At this point, you are waiting on the CHAOSS repository maintainers. They will comment on your pull requests within three business days (and, typically, one business day).
The CHAOSS repository maintainers will report on open issues and pull requests on the calls and via the mailing list to elicit feedback from the community.
The README.md of the repository contains a list of maintainers. Each CHAOSS repository brings together different people and they document in the repository-specific CONTRIBUTING.md how someone becomes a maintainer on their repository.
CHAOSS repository maintainers tag commits on the master branch as releases (snapshots). Each CHAOSS repository has its own release cadence. Between releases, the master branch is under development.
The basic decision-making mechanism for CHAOSS is a lazy consensus that occurs on the relevant mailing list. Each of the software projects or working groups will try to reach a consensus on their decisions, after giving a reasonable opportunity to people contributing to them to express their opinion. When a discussion about a decision happens outside of the mailing list in the periodic calls or other communication channels, a proposal for a decision will be sent to the appropriate mailing list(s). The decision should be finalized on the mailing list using lazy consensus after giving people who were not in the discussion time to review, comment, and participate.
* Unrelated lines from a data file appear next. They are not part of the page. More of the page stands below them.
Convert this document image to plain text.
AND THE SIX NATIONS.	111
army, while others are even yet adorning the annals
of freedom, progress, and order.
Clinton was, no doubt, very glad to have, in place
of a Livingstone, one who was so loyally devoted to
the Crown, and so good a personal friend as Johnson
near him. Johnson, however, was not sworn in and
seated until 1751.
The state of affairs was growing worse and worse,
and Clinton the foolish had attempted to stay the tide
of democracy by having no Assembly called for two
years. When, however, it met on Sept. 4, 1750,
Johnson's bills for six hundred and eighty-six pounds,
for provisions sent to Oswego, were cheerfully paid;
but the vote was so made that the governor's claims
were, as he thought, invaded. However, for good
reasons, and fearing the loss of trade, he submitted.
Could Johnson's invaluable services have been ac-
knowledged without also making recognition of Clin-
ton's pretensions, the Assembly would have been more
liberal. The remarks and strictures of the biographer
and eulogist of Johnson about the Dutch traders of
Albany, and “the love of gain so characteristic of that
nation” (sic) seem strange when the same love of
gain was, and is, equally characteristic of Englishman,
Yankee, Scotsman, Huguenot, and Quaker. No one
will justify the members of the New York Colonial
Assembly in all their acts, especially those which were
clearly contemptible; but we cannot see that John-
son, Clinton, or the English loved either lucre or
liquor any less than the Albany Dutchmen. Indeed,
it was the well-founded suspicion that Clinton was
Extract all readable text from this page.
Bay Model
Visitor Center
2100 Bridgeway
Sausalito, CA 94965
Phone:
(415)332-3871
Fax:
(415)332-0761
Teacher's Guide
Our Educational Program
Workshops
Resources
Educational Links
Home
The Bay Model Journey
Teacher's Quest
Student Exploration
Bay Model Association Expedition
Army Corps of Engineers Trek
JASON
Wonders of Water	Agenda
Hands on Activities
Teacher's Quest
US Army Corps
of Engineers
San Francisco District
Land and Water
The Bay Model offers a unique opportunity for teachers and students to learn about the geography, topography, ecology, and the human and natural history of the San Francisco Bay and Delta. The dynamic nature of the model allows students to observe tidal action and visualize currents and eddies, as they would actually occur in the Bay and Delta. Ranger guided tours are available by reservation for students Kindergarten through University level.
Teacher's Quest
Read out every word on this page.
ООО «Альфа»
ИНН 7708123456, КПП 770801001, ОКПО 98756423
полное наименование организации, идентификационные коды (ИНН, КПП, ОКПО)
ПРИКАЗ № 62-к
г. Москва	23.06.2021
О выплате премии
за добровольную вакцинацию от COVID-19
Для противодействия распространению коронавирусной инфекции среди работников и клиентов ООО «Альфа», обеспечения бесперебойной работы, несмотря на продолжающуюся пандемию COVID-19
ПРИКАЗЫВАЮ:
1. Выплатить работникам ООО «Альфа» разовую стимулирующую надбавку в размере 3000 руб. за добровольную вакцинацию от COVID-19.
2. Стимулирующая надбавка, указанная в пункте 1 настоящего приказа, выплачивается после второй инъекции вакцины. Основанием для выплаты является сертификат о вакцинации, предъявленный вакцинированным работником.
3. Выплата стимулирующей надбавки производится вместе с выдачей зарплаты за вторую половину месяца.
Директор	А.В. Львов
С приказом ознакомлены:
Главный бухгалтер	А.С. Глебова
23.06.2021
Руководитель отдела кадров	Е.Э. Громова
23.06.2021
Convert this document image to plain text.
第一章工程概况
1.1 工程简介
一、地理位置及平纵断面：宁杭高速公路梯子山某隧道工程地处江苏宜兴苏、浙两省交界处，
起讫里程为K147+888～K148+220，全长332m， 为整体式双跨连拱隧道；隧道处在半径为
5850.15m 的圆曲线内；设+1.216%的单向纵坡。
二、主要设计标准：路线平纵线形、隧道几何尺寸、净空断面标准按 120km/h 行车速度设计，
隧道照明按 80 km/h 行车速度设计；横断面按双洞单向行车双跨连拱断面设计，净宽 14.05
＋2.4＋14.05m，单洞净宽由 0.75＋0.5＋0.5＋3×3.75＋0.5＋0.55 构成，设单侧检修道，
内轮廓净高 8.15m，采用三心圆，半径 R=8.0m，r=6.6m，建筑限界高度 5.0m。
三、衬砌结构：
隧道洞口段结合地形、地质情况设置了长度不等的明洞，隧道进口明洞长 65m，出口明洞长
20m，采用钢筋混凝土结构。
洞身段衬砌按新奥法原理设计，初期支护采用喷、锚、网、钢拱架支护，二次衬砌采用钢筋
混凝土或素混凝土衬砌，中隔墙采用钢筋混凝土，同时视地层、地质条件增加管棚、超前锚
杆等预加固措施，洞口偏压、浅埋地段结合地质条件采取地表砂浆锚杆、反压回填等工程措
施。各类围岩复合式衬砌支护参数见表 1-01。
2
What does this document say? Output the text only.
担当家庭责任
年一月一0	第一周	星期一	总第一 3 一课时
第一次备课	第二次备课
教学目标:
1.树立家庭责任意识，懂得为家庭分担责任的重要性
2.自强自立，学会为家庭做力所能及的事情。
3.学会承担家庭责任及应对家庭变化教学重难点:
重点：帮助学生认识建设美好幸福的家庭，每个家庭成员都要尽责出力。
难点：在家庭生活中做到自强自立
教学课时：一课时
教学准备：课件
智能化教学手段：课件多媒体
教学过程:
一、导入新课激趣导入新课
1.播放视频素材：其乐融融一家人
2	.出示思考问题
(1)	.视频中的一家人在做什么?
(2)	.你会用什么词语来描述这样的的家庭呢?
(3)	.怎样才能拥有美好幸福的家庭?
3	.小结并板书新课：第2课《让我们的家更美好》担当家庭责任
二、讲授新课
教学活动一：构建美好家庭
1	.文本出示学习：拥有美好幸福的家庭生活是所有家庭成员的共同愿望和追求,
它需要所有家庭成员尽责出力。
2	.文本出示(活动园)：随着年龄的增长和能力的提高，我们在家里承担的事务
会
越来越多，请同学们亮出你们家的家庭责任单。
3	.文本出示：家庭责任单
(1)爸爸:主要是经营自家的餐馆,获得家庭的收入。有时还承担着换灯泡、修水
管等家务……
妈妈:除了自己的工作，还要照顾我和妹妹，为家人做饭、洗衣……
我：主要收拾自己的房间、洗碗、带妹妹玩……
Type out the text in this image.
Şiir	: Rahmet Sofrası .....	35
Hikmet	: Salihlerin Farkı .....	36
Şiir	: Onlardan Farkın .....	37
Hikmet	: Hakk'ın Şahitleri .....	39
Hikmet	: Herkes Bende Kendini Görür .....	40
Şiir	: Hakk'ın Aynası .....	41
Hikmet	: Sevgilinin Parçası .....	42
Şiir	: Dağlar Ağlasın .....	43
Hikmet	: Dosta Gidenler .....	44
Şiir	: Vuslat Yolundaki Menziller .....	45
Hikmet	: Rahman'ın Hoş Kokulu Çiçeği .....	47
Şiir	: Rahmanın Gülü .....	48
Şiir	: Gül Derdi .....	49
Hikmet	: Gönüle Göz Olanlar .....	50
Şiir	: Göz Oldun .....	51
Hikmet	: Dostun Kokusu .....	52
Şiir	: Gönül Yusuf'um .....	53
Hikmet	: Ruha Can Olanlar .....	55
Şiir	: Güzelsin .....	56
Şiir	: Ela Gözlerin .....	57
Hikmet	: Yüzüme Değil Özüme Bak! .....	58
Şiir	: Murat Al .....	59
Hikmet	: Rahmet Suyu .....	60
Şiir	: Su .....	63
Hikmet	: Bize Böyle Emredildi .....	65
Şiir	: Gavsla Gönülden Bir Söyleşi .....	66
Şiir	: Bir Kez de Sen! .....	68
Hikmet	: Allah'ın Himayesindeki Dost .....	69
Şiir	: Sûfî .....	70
When the issues under discussion are perceived to be of importance to the whole CHAOSS community, the same process will be carried on at the CHAOSS level, using the general periodic calls and other communication means for discussion with the final decision being made on the mailing list using lazy consensus.
If consensus is not reached, the issue may be raised to the CHAOSS board, where consensus and voting may be used to get a final decision on the matter.
In any case, all decisions are subject to the CHAOSS Charter.
Note: By "lazy consensus" we mean, as Apache does a decision-making policy that assumes general consent if no responses are posted within a defined period. For example, "I'm going to commit this by lazy consensus if no-one objects within the next three days."